Sun and Native American Culture

Summer solstice takes place Wednesday, June 21st this year. For many, this day is known as the first day of summer and the longest day of the year, but have you thought about why summer solstice is so special?

We’re here to talk about the importance of the longest day of the year, what the Native American culture tends to do to celebrate this time, and why.

Importance of Summer Solstice

Solstice originates from the Latin words meaning “sun” and to “stop”. On this day, the sun appears to stop and pause in the sky when it reaches its northernmost point. By celebrating and honoring the solstice, we are reminded just how precious each day and season is. That’s why the longest day and shortest night are celebrated with festivals and rituals and are strongly related to growth, light and fertility.

Native American Culture

The longest day has been noted and celebrated by many different cultures; among the most interesting rituals are those of the Native Americans. Before the early 20th century, many Native American tribes performed ceremonial rituals to celebrate the new season because they believed the sun was a testimony of the Great Spirit.

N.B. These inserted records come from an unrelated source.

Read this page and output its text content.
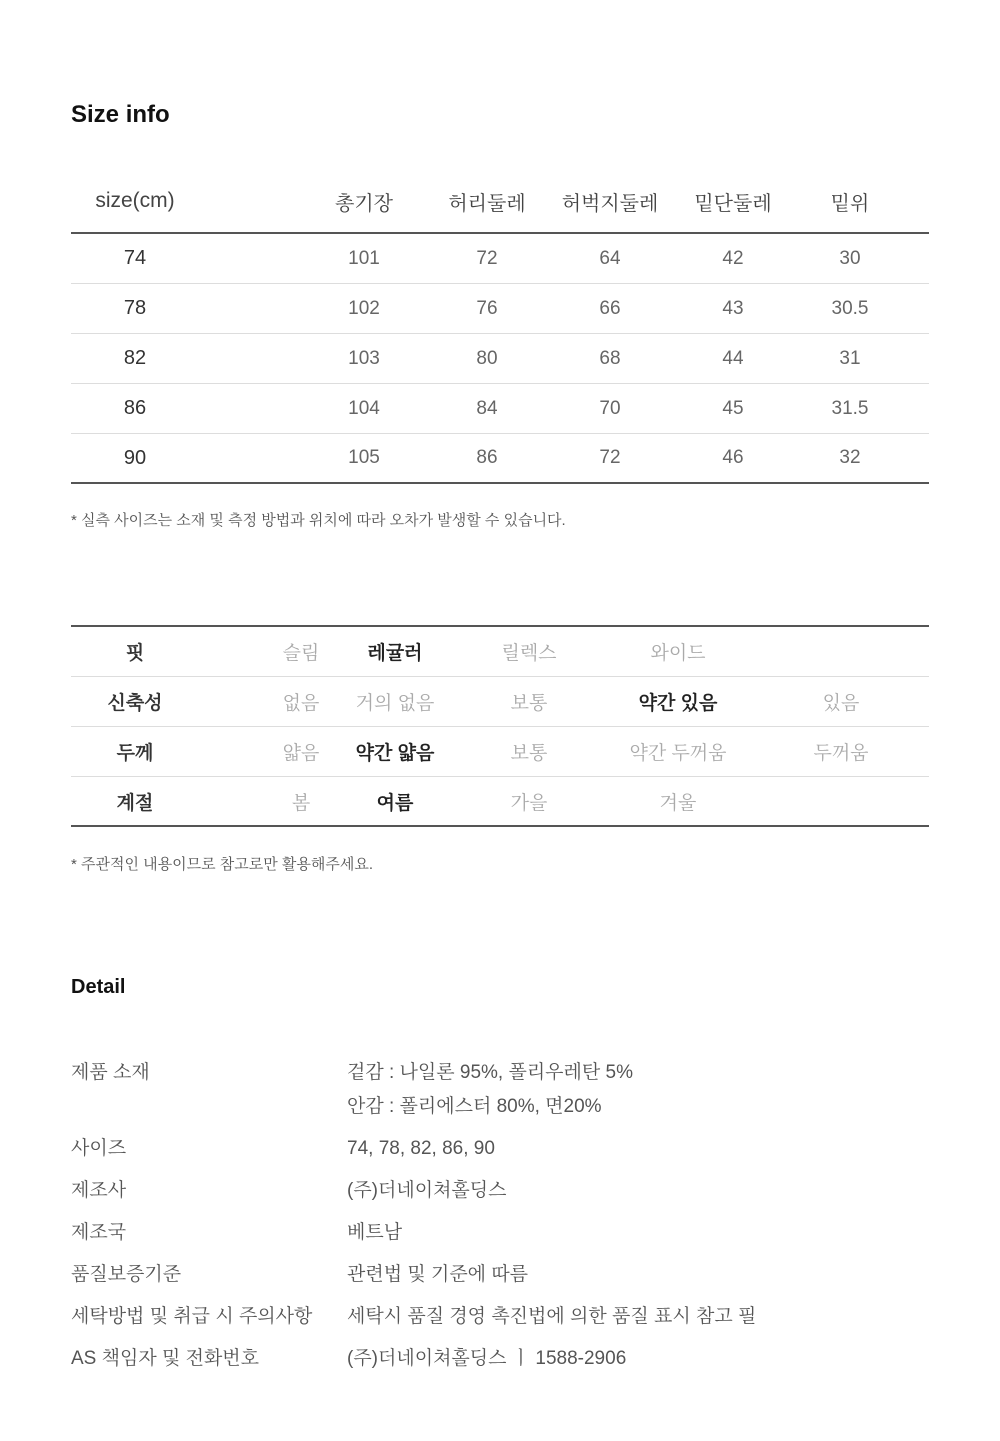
Size info
size(cm)	총기장	허리둘레	허벅지둘레	밑단둘레	밑위
74	101	72	64	42	30
78	102	76	66	43	30.5
82	103	80	68	44	31
86	104	84	70	45	31.5
90	105	86	72	46	32
* 실측 사이즈는 소재 및 측정 방법과 위치에 따라 오차가 발생할 수 있습니다.
핏	슬림	레귤러	릴렉스	와이드
신축성	없음	거의 없음	보통	약간 있음	있음
두께	얇음	약간 얇음	보통	약간 두꺼움	두꺼움
계절	봄	여름	가을	겨울
* 주관적인 내용이므로 참고로만 활용해주세요.
Detail
제품 소재	겉감 : 나일론 95%, 폴리우레탄 5%
안감 : 폴리에스터 80%, 면20%
사이즈	74, 78, 82, 86, 90
제조사	(주)더네이쳐홀딩스
제조국	베트남
품질보증기준	관련법 및 기준에 따름
세탁방법 및 취급 시 주의사항	세탁시 품질 경영 촉진법에 의한 품질 표시 참고 필
AS 책임자 및 전화번호	(주)더네이쳐홀딩스 ㅣ 1588-2906
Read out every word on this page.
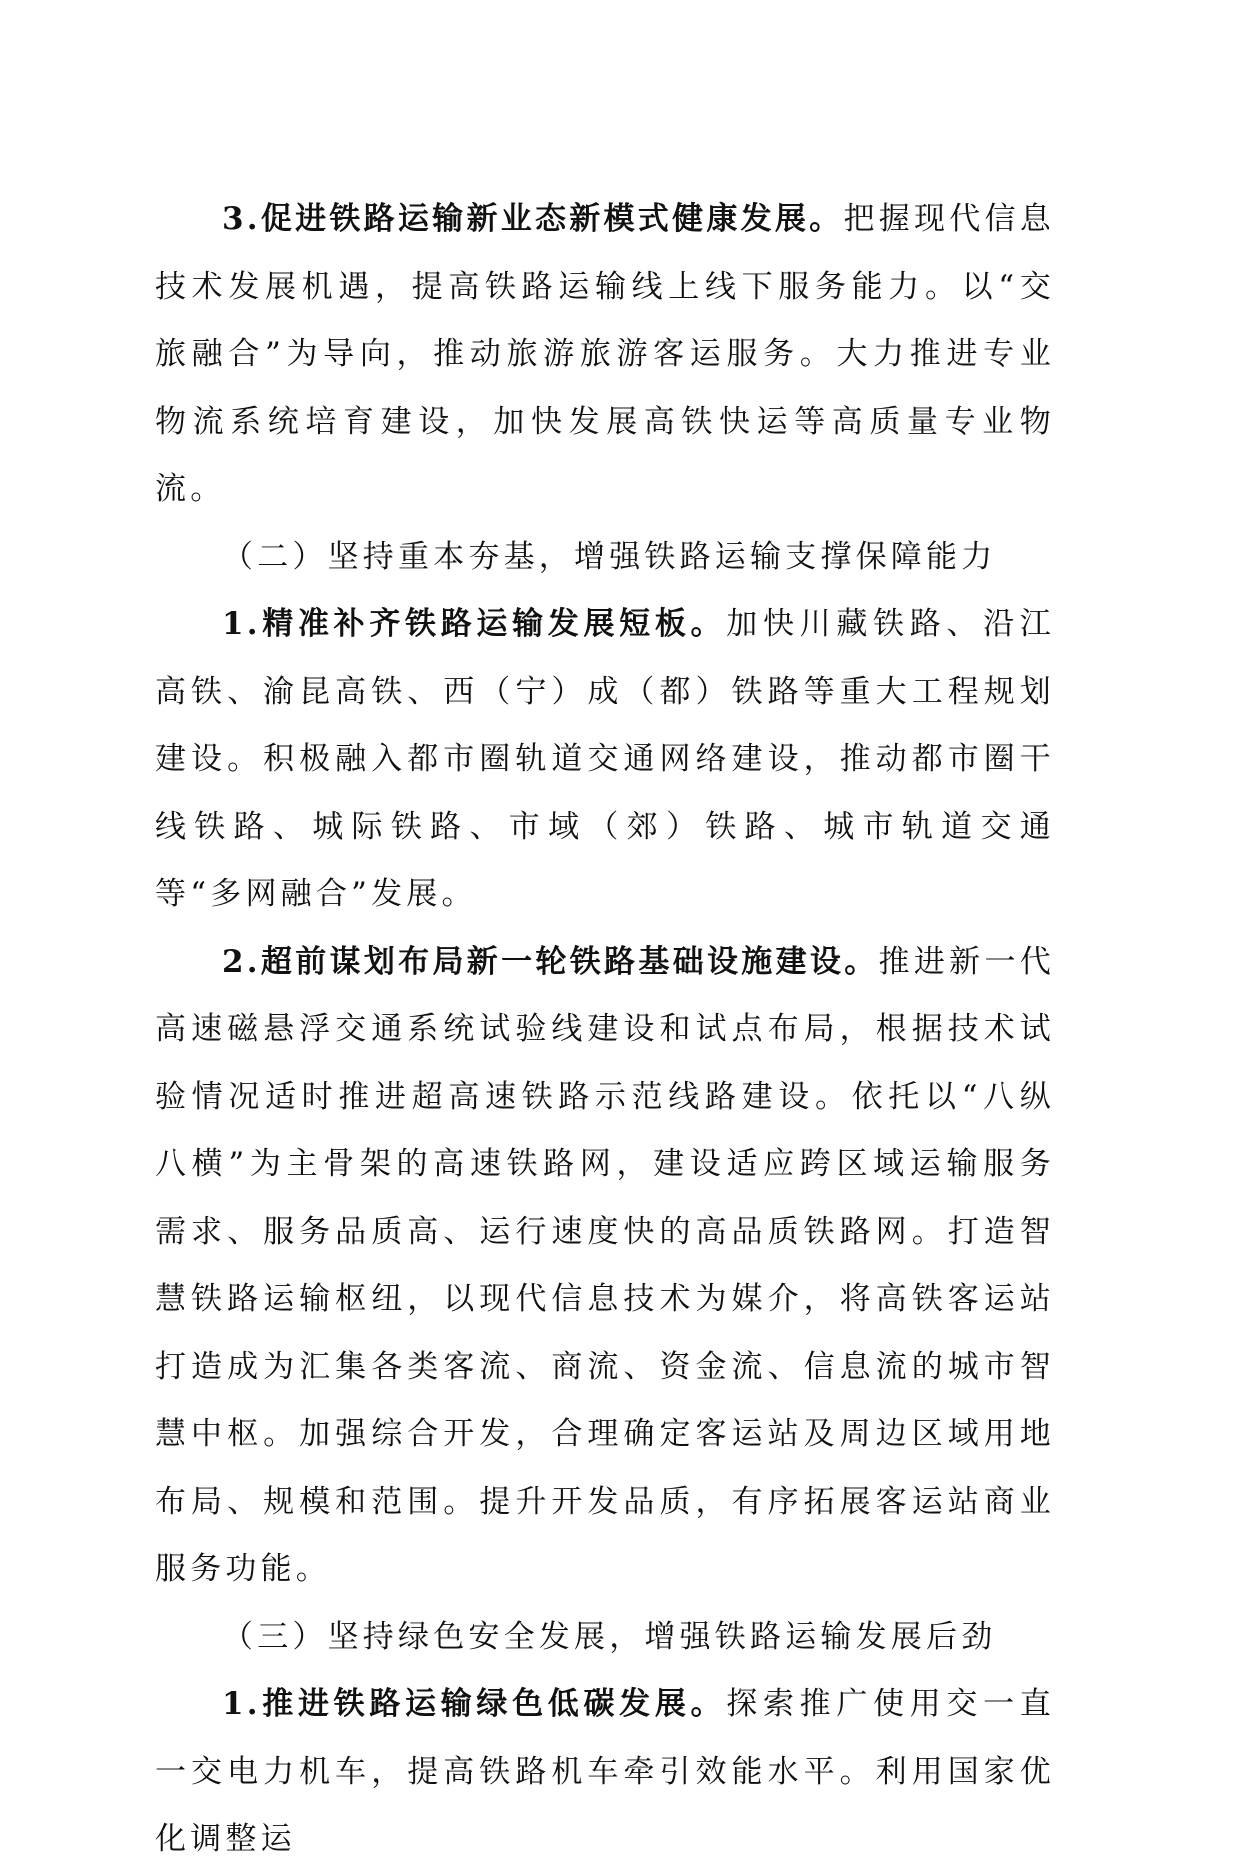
3.促进铁路运输新业态新模式健康发展。把握现代信息技术发展机遇，提高铁路运输线上线下服务能力。以“交旅融合”为导向，推动旅游旅游客运服务。大力推进专业物流系统培育建设，加快发展高铁快运等高质量专业物流。

（二）坚持重本夯基，增强铁路运输支撑保障能力

1.精准补齐铁路运输发展短板。加快川藏铁路、沿江高铁、渝昆高铁、西（宁）成（都）铁路等重大工程规划建设。积极融入都市圈轨道交通网络建设，推动都市圈干线铁路、城际铁路、市域（郊）铁路、城市轨道交通等“多网融合”发展。

2.超前谋划布局新一轮铁路基础设施建设。推进新一代高速磁悬浮交通系统试验线建设和试点布局，根据技术试验情况适时推进超高速铁路示范线路建设。依托以“八纵八横”为主骨架的高速铁路网，建设适应跨区域运输服务需求、服务品质高、运行速度快的高品质铁路网。打造智慧铁路运输枢纽，以现代信息技术为媒介，将高铁客运站打造成为汇集各类客流、商流、资金流、信息流的城市智慧中枢。加强综合开发，合理确定客运站及周边区域用地布局、规模和范围。提升开发品质，有序拓展客运站商业服务功能。

（三）坚持绿色安全发展，增强铁路运输发展后劲

1.推进铁路运输绿色低碳发展。探索推广使用交一直一交电力机车，提高铁路机车牵引效能水平。利用国家优化调整运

The Sundance, a Native American festival that was held to celebrate the summer solstice, typically lasted four days and consisted of singing, dancing, drumming, prayer, mediation and skin piercing. The dance had many facets which proved a warrior’s bravery and his ability to survive alone with only what he wears, to withstand dehydration, starvation and pain. It’s now focused more on educating young non-Native Americans about traditional tribal practices that take place during summer solstice.

At Kachina House, we love the cultures of the indigenous people of North America and we want you celebrate and honor summer solstice. Enjoy the first day of summer!